The capital outlay is contingent upon the museum providing $125,000 in matching funds of which Jones said more than $110,000 has already raised by museum programs or pledged by donors. The remaining $13,000 must still be raised, she said.

Members of the Board of Directors, community supporters and others stand with the architectural drawing of the soon to be purchased and remodeled Union Parish Museum of History and Art. From left to right are Board Chairman Mary Barrios, Kelly Coburn, Pam Hallman, Pat Terral, Brittany Unkel, Jean Jones, Tom “Tuffy” Fields, Paul Coburn, Sen. Stewart Cathey, and Rep. Chris Turner.

“We are so grateful to the donors who caught the vision of what this museum could do for our community.

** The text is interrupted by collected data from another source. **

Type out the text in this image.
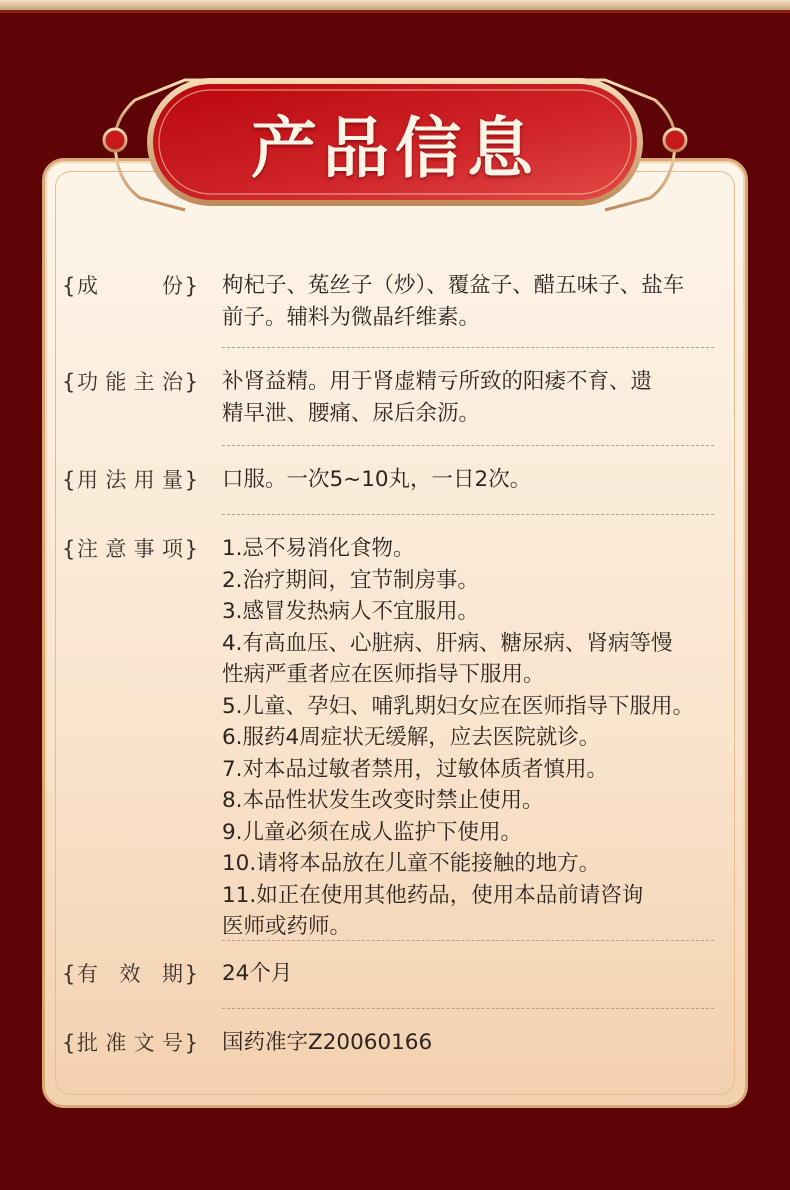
产品信息
{ 成　　份 } 枸杞子、菟丝子（炒）、覆盆子、醋五味子、盐车
前子。辅料为微晶纤维素。
{ 功能主治 } 补肾益精。用于肾虚精亏所致的阳痿不育、遗
精早泄、腰痛、尿后余沥。
{ 用法用量 } 口服。一次5~10丸，一日2次。
{ 注意事项 } 1.忌不易消化食物。
2.治疗期间，宜节制房事。
3.感冒发热病人不宜服用。
4.有高血压、心脏病、肝病、糖尿病、肾病等慢
性病严重者应在医师指导下服用。
5.儿童、孕妇、哺乳期妇女应在医师指导下服用。
6.服药4周症状无缓解，应去医院就诊。
7.对本品过敏者禁用，过敏体质者慎用。
8.本品性状发生改变时禁止使用。
9.儿童必须在成人监护下使用。
10.请将本品放在儿童不能接触的地方。
11.如正在使用其他药品，使用本品前请咨询
医师或药师。
{ 有 效 期 } 24个月
{ 批准文号 } 国药准字Z20060166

Because of their generosity, we can meet the required match of $125,000 for this state funding opportunity to not only acquire the building, but also transform it into a spectacular community center,” said Jones.

The engineering firm Meyer, Meyer, LaCroix and Hixson of Ruston has been planning the renovation project since 2022, Jones aid, and on Tuesday an architect’s conceptual drawing created by TBA Studio Architecture of Monroe was revealed.  Those plans include the creation of an outdoor stage for public performances, landscaping and beautification of the exterior, improved parking and signage, interior museum-quality lighting and display areas, an archives room and remodeled, handicapped-accessible restrooms.

Founded in 2013, the museum first opened in a single room in the Union Parish Chamber of Commerce building and moved into its current location in 2020 when the building’s owners –Paul and Kelly Coburn – agreed to allow the museum to use the building rent-free until funds could be raised to buy it. Its first exhibit, Jones recalled, entitled “For the Love of Horses”, opened on March 13, 2020, the same day Gov. Jon Bel Edwards issued a proclamation aimed at slowing the spread of the Covid virus that closed schools and limited the size of crowds who could gather in public places.

“We were open for all of one day, and then we had to close,” Jones said. “Not quite what we had in mind.”

Undaunted, Jones continued to plan and coordinate ambitious programs and exhibits that, Board Chairman Mary Barrios said, “promote our history and the art of our community.”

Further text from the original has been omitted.